Shares at the Pakistan Stock Exchange (PSX) recovered some of their losses from a day earlier on Wednesday as the benchmark index started gaining shortly before trading ended.
The benchmark KSE-100 index rose 448.88 points, or 1.17 per cent, to close at 38,791.09 points. It reached an intraday high of 38,945.97 points, up 603.76 points, or 1.57pc, around 3:28pm.
“The market was in the oversold territory after the sharp correction earlier in the week, so a pullback is not a major surprise,” said Intermarket Security’s Head of Equity Raza Jafri.
He said the market also received a boost from State Bank of Pakistan (SBP) Governor Jameel Ahmad’s assurance that opening of letters of credit (LCs) would be facilitated in a better manner.
“For the market to rise higher though, further clarity on politics and more comfort on the economy is a must,” Jafri added.
Topline Securities Senior Manager Equity Mohammad Arbash attributed the index’s recovery to the SBP governor’s assurance of inflows and a stop to the rapid decline in foreign exchange reserves.

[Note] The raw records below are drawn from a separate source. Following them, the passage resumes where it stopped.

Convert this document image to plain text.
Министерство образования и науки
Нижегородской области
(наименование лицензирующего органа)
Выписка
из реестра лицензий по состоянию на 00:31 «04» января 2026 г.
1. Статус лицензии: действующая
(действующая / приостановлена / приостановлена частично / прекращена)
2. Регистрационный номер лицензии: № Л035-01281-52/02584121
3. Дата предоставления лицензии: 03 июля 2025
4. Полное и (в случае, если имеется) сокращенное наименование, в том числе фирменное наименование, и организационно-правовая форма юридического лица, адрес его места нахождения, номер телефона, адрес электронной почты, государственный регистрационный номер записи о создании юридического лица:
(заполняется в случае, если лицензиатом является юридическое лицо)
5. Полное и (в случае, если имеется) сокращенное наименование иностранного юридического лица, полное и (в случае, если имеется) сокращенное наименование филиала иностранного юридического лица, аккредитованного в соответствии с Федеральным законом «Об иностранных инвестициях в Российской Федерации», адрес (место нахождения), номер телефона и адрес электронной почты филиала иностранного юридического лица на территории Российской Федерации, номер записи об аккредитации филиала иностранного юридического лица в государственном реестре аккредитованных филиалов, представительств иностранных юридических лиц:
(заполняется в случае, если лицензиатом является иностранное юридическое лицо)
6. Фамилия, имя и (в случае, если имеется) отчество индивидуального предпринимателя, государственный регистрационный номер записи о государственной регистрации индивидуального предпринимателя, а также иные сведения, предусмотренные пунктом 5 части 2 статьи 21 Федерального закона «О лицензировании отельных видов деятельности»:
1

He added that the pressure caused by a sell-off by mutual fund managers and institutions also eased and a buying spree in the refinery and technology sectors at the lower level led to the index’s rise.
“Stocks showed a strong recovery in the earnings season on SBP chief’s affirmation over easing forex crisis in the coming days and institutional interest in oversold scrips,” commented Arif Habib Corporation’s Ahsan Mehanti.
He noted that mid-session pressure remained because of political uncertainty and a delay in the disbursement of a $1.1 billion loan by the World Bank. However, investor speculations over imminent inflows from the United Arab Emirates and Saudi Arabia for financial support played a catalyst role in the bullish close, he added.
Pakistan secured a lifeline of about $4bn from the UAE and Saudi Arabia last week to sail through the immediate challenge of a sovereign default amid rapidly shrinking foreign exchange reserves, massive flood damages and an overall economic slowdown.
Two separate official announcements said the UAE pledged to roll over $2bn debt payable over the next two months and topped this with an additional $1bn support.
Separately, the Saudi Fund for Development signed an agreement in Islamabad to fund $1bn worth of oil imports on deferred payment.
A day earlier, the index plunged by 1,378.54 points, or 3.47pc, to close at 38,342.21 points, its lowest level since July 27, 2020.
Yesterday’s sell-off marked the highest one-day slide since June 24, 2022, according to Arif Habib Limited.
Analysts have attributed the index’s recent decline to the increasing political uncertainty as two provincial assemblies have been dissolved as part of the opposition’s strategy to force early general elections.
Meanwhile, the country’s forex situation has worsened with the SBP’s reserves falling to $4.34 billion, the lowest since February 2014.
The country has been facing a serious dollar shortage, which is resulting in restricted imports of even food and industrial raw materials. The latest position of foreign exchange reserves reflects that the country doesn’t have sufficient dollars to cover even one month of average imports.